If you are self-hosting, the onus is on you to resolve the issues - and this would further increase setup time.
We find that optimisation is a never-ending task. However, it is definitely worthwhile and, if you are self-hosting, we recommend you perform all kinds of optimisations. With a hosted Jenkins service you can enjoy all the optimisations we’ve already put in place. And if you have a new challenge, we will work with you to resolve it.
We want a no-frills hosted Jenkins service?
I take ‘no-frills’ to mean ‘just Jenkins’, with none of the extras that you can expect from a provider like us here at Servana.
There are many good options for no-frills Jenkins hosting. We would recommend looking at the marketplaces on service providers such as Amazon Web Services, DigitalOcean, Google Compute Platform or Azure Cloud Platform.
They provide automated installers so you will be online fast. But there are no guarantees, and the responsibility for the final configuration, security setup and ongoing operational reliability is yours.
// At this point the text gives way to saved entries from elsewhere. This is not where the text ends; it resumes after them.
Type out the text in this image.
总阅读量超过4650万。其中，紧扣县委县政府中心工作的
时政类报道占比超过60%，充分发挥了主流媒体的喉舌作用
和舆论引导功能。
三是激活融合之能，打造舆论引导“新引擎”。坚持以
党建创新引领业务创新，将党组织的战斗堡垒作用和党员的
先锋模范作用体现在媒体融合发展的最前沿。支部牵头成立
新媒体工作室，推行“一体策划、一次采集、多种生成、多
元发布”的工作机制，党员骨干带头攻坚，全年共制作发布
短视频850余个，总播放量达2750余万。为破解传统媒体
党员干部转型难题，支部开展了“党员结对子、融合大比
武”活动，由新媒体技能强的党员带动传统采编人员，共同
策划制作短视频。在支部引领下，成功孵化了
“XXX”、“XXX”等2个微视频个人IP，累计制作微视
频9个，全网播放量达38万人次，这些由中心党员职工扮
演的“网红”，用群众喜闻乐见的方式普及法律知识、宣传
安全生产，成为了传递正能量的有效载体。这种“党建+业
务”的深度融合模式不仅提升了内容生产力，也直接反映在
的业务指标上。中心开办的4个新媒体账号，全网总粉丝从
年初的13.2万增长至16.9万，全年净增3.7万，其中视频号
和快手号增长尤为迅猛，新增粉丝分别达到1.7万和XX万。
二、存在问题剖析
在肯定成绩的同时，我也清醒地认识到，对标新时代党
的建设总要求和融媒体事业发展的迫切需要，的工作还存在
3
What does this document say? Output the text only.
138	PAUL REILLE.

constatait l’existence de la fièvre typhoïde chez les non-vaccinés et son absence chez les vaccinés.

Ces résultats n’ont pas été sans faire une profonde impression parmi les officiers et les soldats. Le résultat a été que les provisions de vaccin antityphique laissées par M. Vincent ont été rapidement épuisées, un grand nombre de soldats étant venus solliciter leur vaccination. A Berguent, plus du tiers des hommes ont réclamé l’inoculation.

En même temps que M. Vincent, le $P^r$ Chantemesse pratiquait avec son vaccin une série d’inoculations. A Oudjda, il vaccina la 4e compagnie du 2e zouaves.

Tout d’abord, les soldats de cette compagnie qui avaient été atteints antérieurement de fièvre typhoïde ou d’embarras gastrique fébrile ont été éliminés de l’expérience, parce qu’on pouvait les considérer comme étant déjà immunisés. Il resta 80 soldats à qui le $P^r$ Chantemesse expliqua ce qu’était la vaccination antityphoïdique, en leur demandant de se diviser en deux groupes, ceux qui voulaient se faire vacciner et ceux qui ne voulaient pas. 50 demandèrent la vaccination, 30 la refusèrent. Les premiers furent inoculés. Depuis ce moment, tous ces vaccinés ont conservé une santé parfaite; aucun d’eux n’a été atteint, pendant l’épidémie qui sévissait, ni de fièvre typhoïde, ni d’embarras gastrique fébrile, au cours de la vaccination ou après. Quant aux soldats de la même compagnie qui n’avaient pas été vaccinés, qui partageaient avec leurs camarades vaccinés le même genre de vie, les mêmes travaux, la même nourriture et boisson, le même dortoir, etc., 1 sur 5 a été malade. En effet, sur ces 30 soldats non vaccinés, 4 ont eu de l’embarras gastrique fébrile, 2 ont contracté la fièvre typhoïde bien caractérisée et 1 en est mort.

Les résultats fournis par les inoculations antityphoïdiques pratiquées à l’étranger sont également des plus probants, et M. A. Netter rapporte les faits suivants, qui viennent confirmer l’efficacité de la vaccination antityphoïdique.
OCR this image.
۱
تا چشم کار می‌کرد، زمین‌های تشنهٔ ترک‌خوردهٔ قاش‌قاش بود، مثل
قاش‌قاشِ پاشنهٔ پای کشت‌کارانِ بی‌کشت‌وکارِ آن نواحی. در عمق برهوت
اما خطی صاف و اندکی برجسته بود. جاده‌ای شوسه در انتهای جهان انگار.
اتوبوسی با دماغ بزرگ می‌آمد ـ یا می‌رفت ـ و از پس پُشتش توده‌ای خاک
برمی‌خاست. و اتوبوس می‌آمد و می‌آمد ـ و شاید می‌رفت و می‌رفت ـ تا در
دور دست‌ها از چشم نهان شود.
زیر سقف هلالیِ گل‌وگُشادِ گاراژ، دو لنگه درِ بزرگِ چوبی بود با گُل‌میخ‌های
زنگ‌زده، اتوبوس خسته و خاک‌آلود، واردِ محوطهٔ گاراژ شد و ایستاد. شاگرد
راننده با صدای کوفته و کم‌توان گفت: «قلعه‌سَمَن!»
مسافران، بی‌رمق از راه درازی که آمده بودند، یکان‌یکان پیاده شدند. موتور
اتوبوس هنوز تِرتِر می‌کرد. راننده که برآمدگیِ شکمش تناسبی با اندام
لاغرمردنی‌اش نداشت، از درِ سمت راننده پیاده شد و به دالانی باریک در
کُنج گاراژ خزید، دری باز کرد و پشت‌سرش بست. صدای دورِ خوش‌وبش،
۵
Do we need more than Jenkins?
Our hosted Jenkins services contain many upgrades that add value to the Jenkins service. For example:
- Security features, including secrets management
- Inexpensive artefact storage and dependency caching
- Identity management and single sign on
We also provide monitoring and support.
As outlined above, there are significant differences between our hosted Jenkins service and self-hosting Jenkins. And we are always adding new feature to ensure we help our customers succeed.